イエス・キリストを裏切ったユダ・イスカリオテは銀30枚を「神殿に投げ込んで引き下がり、去って行って首をつって死んだ」ことが記されています(マタイ27:3~5)。使徒たちの活動の記録によれば、首をつったユダ・イスカリオテは「まっさかさまに落ちて、その身は真ん中から音を立て裂け、その腸はみな注ぎだされたのである」と記され、惨めな死に方をしたことが明らかにされています(使徒1:18)。神エホバのご意志に逆らう者の完全な滅びを予示する死に方となっています。さて、ローマ総督ピラトの前に立ったイエスの優れた態度がマタイの福音書に次のように記されています。
「さて、イエスは総督(ピラト)の前に立った。すると総督は彼(イエス)にこう質問した。「あなたはユダヤ人の王なのか」。イエスは、「あなた自身がそう言っています」とお答えになった。しかし、祭司長と年長者たちから訴えられている間、(イエス)は何の答えもされなかった。そこでピラトは言った、「彼らがあなたに不利な証言をいかに多く行っているか、あなたには聞こえないのか」。それでも彼(総督ピラト)に答えず、一言もお答えにならなかった。そのため総督(ピラト)は大変不思議に思った」(マタイ27:11~14)。
ローマ総督ピラトに関心があるのは、宗教指導者たちがイエスを冒とくの罪に定めた、自分は王キリストと称しているという罪状です。、総督ピラトは官邸内に入りイエスを呼び、イエスが総督ピラトの前に立った時、「あなたはユダヤ人の王なのか」と尋ねました。この質問は言い換えるなら、「あなたはカエサルに対抗して自分が王であると名乗ることにより法を破ったのか」と、いうことを質問されたのです。

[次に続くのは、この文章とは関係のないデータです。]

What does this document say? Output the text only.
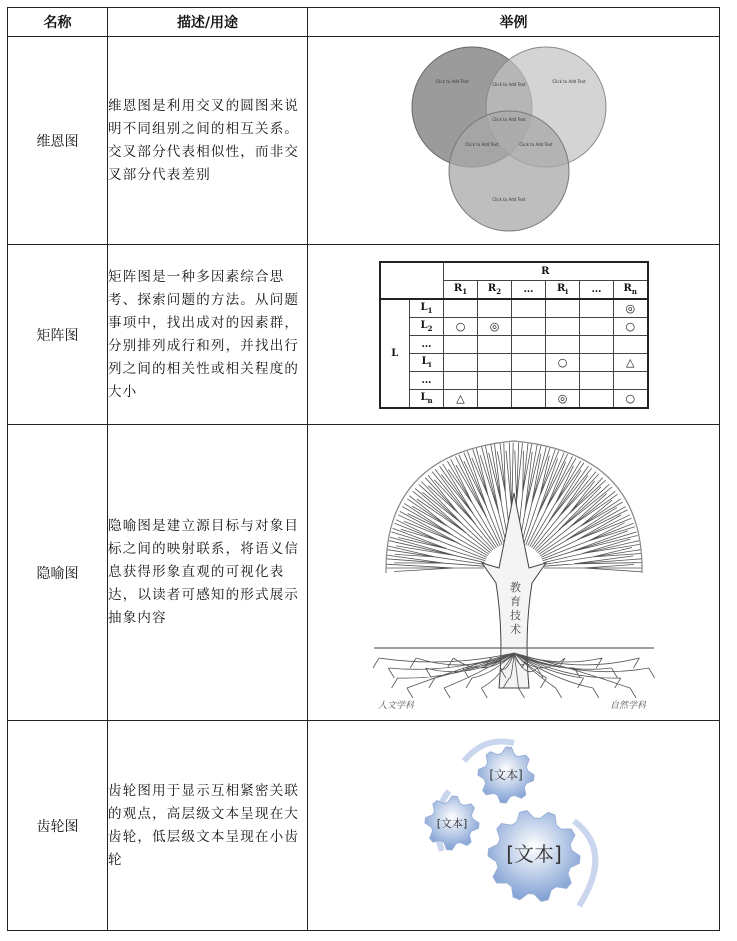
名称	描述/用途	举例
维恩图	维恩图是利用交叉的圆图来说明不同组别之间的相互关系。交叉部分代表相似性，而非交叉部分代表差别	
Click to Add Text
Click to Add Text
Click to Add Text
Click to Add Text
Click to Add Text	Click to Add Text
Click to Add Text

矩阵图	矩阵图是一种多因素综合思考、探索问题的方法。从问题事项中，找出成对的因素群，分别排列成行和列，并找出行列之间的相关性或相关程度的大小	
	R
$R_1$	$R_2$	…	$R_i$	…	$R_n$
L	$L_1$						◎
$L_2$	○	◎				○
…						
$L_i$				○		△
…						
$L_n$	△			◎		○

隐喻图	隐喻图是建立源目标与对象目标之间的映射联系，将语义信息获得形象直观的可视化表达，以读者可感知的形式展示抽象内容	
教育技术
人文学科	自然学科

齿轮图	齿轮图用于显示互相紧密关联的观点，高层级文本呈现在大齿轮，低层级文本呈现在小齿轮	
[文本]
[文本]
[文本]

この場面をヨハネも書き記しています。イエスは、自分のことを総督ピラトがどれほど聞いているかを知りたいと思い、「あなたがそう思うのは、あなた自身の考えからですか。それともほかの者がわたしについて告げたのですか」と、お尋ねになりました(ヨハネ18:34)。すると総督ピラトはほかに何も知らないことを認め、事実を知りたいという気持ちを表しました。「わたしはユダヤ人ではないではないか。あんた自身の国民と祭司長たちが、あなたをわたしに引き渡したのだ。あなたは何をしたのか」と、総督ピラトは言いました(ヨハネ18:35)。
イエスはこの問題、つまりご自分が王なのかという問題を決して避けようとはされず、毅然と答えられます。イエスは上の聖句に示す通りに、「あなた自身がそう言っています」と答えられます。この「あなた自身がそう言っています」という当時のユダヤ人の言い回しは、「あなたのおっしゃる通りにわたしは王です」と、いう是認の言葉を表しています。
さらに上の聖句に示される通りに、祭司長と民の年長者たちは、総督ピラトにイエスに関する不利な証言を数多く行っています。そうした怒号の中で、総督ピラトは「彼らがあなたに不利な証言をいかに多くおこなっているか、あなたに聞こえないのか」と尋ねています。しかし、イエスはそのような偽りに答えようとはしません。イエスは、荒々しい偽りの非難に面しても穏やかな表情をされています。そのため、総督ピラトは驚嘆し、「大変不思議に思った」ことが記録されています。イエスの緊迫した場面でも堂々とした神の子としての態度に見倣いたいと思います。